There’s a ton of character in Jakarta. It’s got an addictive, raw vitality and some mind-blowing street food, available 24/7. I love walking the busy streets and looking at all the architecture, from the shiniest of shiny shopping malls to the pockets of old, crumbling, character-filled European-style buildings – a hangover from the colonial days of the Dutch East Indies. People-wise, it’s a total melting pot, with different populations from all over the far-flung archipelago living here, each bringing their dialects, their distinct ethnic character and, of course, their varied cuisines.

Tell any Jakartan that you love their food and you’ve got a best friend for life. Sambals, peanut sauces, great ways with offal, noodle dishes, salads, deep-fried snacks and outrageous sweets... these are just some of its key elements. There are distinctive ingredients, notably tempeh, a pressed, cake-like substance made from cultured, fermented soybeans, which they like to deep-fry. Then there are the numerous types of rice cracker that get served with practically everything. Jakartans have an addiction to crunch and deep-frying. Oh, and did I mention how much they love chilli here?

I love hanging out with passionate food blogger The Hungry Doctor; his real name is Verdi. He takes me to some places in South Jakarta that I’d never find on my own, to eat foods I’d otherwise never know about such as ketoprak, a salad that’s a sister dish to gado gado. Consisting of fried tofu, sliced lontong, sprouts, vermicelli noodles and a fried egg, it’s slathered in a thick, sweet, spicy peanutty sauce that’s ground by hand on an enormous old stone. And the local version of cendol, a dessert–drink based on worm-like strands of green rice flour noodles, served in a glass with shaved ice, jackfruit, avocado, palm sugar, chocolate syrup and condensed milk. Believe me, when it’s 37°C and rising, this stuff is the bomb.
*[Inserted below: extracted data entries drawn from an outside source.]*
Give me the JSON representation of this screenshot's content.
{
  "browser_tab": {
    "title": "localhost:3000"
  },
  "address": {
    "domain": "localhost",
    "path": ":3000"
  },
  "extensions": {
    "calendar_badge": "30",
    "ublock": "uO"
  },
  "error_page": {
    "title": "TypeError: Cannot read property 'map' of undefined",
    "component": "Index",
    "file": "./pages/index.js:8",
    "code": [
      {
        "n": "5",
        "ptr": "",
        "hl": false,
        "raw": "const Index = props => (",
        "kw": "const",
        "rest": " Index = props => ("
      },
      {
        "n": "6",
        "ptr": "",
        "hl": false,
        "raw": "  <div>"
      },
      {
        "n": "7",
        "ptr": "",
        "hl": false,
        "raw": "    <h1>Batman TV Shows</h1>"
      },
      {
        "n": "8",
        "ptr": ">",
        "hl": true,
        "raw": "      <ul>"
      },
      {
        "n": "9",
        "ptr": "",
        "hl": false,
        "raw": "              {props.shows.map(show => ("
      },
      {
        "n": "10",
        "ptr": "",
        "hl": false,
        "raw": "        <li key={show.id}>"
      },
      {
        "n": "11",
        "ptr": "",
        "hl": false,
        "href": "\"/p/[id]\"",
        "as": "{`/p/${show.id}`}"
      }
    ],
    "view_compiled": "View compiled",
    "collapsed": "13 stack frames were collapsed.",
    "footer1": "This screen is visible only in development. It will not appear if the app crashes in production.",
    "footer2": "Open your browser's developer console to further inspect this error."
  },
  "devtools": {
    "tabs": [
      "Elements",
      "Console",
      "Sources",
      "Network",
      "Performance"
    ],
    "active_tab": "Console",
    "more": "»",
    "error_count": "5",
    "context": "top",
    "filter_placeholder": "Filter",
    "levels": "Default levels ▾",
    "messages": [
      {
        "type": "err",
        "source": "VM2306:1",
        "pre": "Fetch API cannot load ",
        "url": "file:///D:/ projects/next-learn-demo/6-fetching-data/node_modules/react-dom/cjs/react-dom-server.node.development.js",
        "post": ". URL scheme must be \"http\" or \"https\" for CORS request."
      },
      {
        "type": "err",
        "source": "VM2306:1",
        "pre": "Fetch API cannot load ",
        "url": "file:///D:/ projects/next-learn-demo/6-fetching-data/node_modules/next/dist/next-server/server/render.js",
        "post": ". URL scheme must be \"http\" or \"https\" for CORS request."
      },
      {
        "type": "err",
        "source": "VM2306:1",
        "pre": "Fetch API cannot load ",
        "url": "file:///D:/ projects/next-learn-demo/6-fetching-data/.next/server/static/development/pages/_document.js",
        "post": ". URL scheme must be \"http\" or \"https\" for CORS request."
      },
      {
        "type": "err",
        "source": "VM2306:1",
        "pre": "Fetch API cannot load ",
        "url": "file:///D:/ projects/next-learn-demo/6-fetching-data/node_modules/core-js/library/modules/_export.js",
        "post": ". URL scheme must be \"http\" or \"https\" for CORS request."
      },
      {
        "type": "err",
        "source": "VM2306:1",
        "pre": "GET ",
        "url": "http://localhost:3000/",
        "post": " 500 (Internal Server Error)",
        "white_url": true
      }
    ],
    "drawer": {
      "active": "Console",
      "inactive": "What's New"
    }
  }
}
I hunt down the best satay in Jakarta and, here, I’m in awe of its smoky, juicy succulence. Other dishes I think I know are also a revelation. Like nasi goreng, the simple Indonesian fried rice that the whole world loves. Here, it tastes different, fresh out of the pan, rich with curry spices, white pepper and chilli paste, sweet with generous glugs of kecap manis and gamey with bite-sized bits of mutton. Oh Jakarta, you’ve ruined me. I have to keep coming back... and I’m bringing you with me.